Sharon is a bit concerned about her latest release ‘Stay With Me’, which Frank Fenter recorded in this country — and which is her first disc on which she doesn’t have full orchestral backing. Concerned — only because it is so difficult for a female artiste to have chart success here. Papers may publicise female artistes because they provide attractive picture stories — but there are so few girl singers in the charts.

“A girl singer can’t cause hysteria amongst men — but the boys do it with the girls and the girls can fall in love with the men. I think it’ll always be like that, too. There’s no solution to that problem — I’ve just got to make better records, find better songs and try to get an image which will appeal to both boys and girls. But it is a difficult thing.”

Sharon will have her own 45 minute TV show in Holland in September which she received as a result of her successful appearance with the Stax tour earlier this year.

She says: “I think this is going to be a better year than I’ve had. I’ve got that feeling and my stars tell me. The last few years have been a bit of hell!”

THE ACTION

WAS IT eighteen months or two years ago when THE ACTION seemed all set to make a big impact on our charts? They had built up a massive following in London clubs and were appearing regularly on programmes such as Ready Steady Go — then, they seemed to completely disappear from the limelight.

I met the boys in a London pub recently and they told me they had a new organist — IAN WHITEMAN, a former member of BOZ’s group. “We played music that was very popular in the clubs but our fans have changed a bit because we’ve changed our music. Lots of groups began playing the same numbers so we decided to be a bit more of ourselves and started to write our own material. We think we went as far as we could with that sort of music, although we could have kept on playing it and kept our following.”
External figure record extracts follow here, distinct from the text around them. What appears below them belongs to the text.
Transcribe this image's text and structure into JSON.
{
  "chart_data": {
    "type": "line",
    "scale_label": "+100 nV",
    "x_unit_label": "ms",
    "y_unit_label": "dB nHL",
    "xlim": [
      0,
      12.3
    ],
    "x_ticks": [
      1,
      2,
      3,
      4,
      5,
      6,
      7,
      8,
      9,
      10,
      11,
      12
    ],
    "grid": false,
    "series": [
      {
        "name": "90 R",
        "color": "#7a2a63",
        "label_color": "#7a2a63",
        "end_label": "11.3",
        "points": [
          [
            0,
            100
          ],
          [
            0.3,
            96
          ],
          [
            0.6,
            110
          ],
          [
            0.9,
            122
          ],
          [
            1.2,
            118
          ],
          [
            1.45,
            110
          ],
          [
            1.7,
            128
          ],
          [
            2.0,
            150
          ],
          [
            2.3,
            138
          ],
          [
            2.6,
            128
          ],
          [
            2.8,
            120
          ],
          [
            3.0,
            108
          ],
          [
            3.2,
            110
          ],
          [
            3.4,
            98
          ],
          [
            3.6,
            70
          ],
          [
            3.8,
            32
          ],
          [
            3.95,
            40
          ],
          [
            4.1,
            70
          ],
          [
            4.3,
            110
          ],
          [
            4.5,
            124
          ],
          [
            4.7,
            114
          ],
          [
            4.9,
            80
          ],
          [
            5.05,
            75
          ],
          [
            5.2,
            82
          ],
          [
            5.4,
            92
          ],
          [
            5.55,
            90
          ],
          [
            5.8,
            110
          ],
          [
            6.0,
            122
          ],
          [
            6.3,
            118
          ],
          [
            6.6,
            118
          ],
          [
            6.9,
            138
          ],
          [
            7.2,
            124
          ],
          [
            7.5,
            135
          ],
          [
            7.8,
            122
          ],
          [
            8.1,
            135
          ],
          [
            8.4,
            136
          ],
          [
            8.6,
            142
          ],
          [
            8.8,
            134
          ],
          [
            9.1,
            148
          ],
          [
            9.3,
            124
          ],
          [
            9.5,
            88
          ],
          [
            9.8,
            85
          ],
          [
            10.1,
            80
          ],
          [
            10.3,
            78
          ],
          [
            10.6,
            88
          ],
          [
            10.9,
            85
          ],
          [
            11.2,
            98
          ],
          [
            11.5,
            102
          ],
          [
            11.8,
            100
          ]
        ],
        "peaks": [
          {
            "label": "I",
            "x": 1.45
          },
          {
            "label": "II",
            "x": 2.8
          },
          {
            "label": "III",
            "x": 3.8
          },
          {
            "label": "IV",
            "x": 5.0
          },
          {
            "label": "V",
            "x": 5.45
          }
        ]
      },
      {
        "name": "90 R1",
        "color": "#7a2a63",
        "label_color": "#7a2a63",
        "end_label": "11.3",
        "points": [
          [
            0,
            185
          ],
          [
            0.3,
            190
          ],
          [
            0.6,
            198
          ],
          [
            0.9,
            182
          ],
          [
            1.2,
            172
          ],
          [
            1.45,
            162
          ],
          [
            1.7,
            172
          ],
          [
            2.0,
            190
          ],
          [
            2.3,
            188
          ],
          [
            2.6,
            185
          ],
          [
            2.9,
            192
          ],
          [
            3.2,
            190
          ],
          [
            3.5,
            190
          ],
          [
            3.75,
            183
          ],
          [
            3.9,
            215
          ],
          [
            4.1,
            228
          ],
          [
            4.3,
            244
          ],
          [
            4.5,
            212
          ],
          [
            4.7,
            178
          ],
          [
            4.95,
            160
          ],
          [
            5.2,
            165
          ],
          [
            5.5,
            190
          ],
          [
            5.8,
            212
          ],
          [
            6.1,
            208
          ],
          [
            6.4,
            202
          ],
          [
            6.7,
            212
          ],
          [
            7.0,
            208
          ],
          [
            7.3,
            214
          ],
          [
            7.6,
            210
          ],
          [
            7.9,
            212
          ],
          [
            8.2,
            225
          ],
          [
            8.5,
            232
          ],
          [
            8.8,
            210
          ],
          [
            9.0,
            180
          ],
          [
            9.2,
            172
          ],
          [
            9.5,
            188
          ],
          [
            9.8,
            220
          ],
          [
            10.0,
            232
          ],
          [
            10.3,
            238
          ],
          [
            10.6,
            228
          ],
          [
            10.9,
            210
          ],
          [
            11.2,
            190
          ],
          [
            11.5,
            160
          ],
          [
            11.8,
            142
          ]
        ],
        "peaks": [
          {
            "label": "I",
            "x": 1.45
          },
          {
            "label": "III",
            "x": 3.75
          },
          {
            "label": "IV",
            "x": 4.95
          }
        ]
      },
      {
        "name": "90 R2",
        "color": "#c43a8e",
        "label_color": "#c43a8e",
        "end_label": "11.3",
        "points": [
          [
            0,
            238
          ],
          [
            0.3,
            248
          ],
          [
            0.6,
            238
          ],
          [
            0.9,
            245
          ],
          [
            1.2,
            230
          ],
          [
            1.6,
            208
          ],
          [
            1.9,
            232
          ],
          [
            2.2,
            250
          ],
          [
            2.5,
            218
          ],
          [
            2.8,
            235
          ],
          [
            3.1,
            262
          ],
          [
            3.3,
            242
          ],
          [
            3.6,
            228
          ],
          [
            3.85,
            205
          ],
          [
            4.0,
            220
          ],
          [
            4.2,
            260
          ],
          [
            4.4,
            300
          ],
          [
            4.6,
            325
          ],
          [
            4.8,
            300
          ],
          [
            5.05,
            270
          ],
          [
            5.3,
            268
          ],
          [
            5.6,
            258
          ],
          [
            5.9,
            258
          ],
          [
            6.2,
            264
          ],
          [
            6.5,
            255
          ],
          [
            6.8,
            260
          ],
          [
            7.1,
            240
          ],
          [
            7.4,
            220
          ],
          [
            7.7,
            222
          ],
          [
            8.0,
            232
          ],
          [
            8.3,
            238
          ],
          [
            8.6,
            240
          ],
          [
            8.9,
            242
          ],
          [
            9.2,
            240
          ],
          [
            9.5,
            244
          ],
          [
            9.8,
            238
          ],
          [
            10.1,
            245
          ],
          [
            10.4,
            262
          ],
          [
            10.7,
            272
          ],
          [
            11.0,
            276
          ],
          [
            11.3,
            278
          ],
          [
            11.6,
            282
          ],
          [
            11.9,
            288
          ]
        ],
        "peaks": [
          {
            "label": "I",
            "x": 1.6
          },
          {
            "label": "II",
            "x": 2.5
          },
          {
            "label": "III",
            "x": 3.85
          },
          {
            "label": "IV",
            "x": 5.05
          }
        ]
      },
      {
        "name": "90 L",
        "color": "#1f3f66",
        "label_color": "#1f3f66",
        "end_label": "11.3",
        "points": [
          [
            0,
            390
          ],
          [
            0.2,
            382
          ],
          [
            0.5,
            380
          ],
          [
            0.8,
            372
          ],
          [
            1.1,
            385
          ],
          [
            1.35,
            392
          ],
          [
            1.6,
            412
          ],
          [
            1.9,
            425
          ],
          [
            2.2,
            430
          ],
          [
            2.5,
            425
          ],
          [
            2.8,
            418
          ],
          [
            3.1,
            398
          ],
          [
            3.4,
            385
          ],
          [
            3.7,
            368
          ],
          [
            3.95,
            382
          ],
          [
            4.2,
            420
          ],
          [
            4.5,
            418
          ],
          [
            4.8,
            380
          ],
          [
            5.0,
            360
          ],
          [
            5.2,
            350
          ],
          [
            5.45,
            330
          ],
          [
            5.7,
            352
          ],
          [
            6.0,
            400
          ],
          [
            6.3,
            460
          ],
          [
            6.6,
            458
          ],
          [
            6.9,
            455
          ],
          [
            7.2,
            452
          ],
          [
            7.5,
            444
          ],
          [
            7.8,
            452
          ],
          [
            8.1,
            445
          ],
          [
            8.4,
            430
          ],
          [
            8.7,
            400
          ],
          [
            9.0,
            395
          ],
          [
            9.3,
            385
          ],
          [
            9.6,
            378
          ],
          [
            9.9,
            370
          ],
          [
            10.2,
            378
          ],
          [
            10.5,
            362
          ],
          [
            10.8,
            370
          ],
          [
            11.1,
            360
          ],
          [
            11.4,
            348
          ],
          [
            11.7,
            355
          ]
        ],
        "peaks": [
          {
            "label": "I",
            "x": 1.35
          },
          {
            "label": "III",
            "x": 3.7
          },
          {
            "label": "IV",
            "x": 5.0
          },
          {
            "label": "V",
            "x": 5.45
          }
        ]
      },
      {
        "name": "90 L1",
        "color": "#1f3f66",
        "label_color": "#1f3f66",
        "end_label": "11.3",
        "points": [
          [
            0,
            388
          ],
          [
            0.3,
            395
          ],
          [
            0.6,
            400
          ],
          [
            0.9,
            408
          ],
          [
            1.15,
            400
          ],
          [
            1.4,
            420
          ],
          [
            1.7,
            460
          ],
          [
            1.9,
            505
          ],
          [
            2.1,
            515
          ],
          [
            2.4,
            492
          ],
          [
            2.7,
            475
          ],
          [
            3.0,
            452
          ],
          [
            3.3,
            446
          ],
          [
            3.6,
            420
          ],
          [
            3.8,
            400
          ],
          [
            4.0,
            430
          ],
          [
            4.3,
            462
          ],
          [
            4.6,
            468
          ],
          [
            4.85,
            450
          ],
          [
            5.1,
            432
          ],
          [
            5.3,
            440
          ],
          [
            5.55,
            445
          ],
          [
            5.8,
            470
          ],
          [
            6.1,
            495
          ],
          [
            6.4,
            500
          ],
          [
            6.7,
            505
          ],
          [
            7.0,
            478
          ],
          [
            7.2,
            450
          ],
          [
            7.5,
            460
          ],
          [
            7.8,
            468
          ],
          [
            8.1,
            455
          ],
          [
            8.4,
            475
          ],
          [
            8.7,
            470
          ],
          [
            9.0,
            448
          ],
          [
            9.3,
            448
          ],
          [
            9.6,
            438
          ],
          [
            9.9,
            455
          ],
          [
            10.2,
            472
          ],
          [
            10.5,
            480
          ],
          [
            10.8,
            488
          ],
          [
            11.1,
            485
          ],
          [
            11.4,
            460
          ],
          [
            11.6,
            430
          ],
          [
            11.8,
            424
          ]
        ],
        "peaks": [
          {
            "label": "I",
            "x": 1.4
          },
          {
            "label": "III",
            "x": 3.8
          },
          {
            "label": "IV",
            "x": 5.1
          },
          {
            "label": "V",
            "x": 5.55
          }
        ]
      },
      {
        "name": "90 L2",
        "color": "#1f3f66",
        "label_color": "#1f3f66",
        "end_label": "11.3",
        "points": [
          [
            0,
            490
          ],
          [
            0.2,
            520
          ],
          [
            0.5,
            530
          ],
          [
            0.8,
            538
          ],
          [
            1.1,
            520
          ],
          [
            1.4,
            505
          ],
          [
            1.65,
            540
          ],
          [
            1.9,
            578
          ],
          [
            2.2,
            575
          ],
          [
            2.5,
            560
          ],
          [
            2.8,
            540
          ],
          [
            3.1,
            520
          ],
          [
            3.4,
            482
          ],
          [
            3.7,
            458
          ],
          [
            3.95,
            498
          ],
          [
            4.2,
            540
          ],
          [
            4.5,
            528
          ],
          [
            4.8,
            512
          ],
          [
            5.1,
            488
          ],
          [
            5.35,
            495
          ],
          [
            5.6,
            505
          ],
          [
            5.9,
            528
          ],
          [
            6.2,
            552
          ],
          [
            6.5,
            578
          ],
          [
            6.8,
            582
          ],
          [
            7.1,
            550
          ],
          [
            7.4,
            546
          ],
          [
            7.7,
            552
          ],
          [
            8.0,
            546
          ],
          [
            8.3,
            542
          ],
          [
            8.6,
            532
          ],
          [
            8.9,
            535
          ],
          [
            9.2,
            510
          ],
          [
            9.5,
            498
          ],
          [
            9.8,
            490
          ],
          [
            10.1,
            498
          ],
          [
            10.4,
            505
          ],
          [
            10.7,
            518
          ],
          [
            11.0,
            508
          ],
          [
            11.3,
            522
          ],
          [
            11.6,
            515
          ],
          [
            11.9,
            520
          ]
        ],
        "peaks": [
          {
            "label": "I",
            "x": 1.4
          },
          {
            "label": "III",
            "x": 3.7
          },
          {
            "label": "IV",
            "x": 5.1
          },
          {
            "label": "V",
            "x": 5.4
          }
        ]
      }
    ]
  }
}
As the group stand at the moment they say, “We are still very much at the rehearsal stage, but we’ve got lots of ideas. We appeared at the Electric Garden recently and gave a 100 whistles to the audience — and they all blew them when we had a drum solo. We did the same thing at the Marquee, but no one blew a single whistle. But we believe in audience participation.”

KOOBAS

THE KOOBAS are currently touring Europe. They are now in Denmark following appearances in Holland and Germany where they created what the Continentals call ‘Jazz beat’. On August 24th they leave for West Berlin and then go on to Switzerland where they provide the Cabaret at no International Fashion show and appear on TV’s Hits A Go Go. The group’s next British single ‘Woe Is Love, My Dear’ is released here on September 15. The group’s manager TONY STRATTON SMITH writes to me: “As we started flowered trousers in Pop we have gone back to them for this Continental tour. I think it was a mistake ever to stop wearing them! The new ones are great, and going down — in the sense of effect! — a bomb!”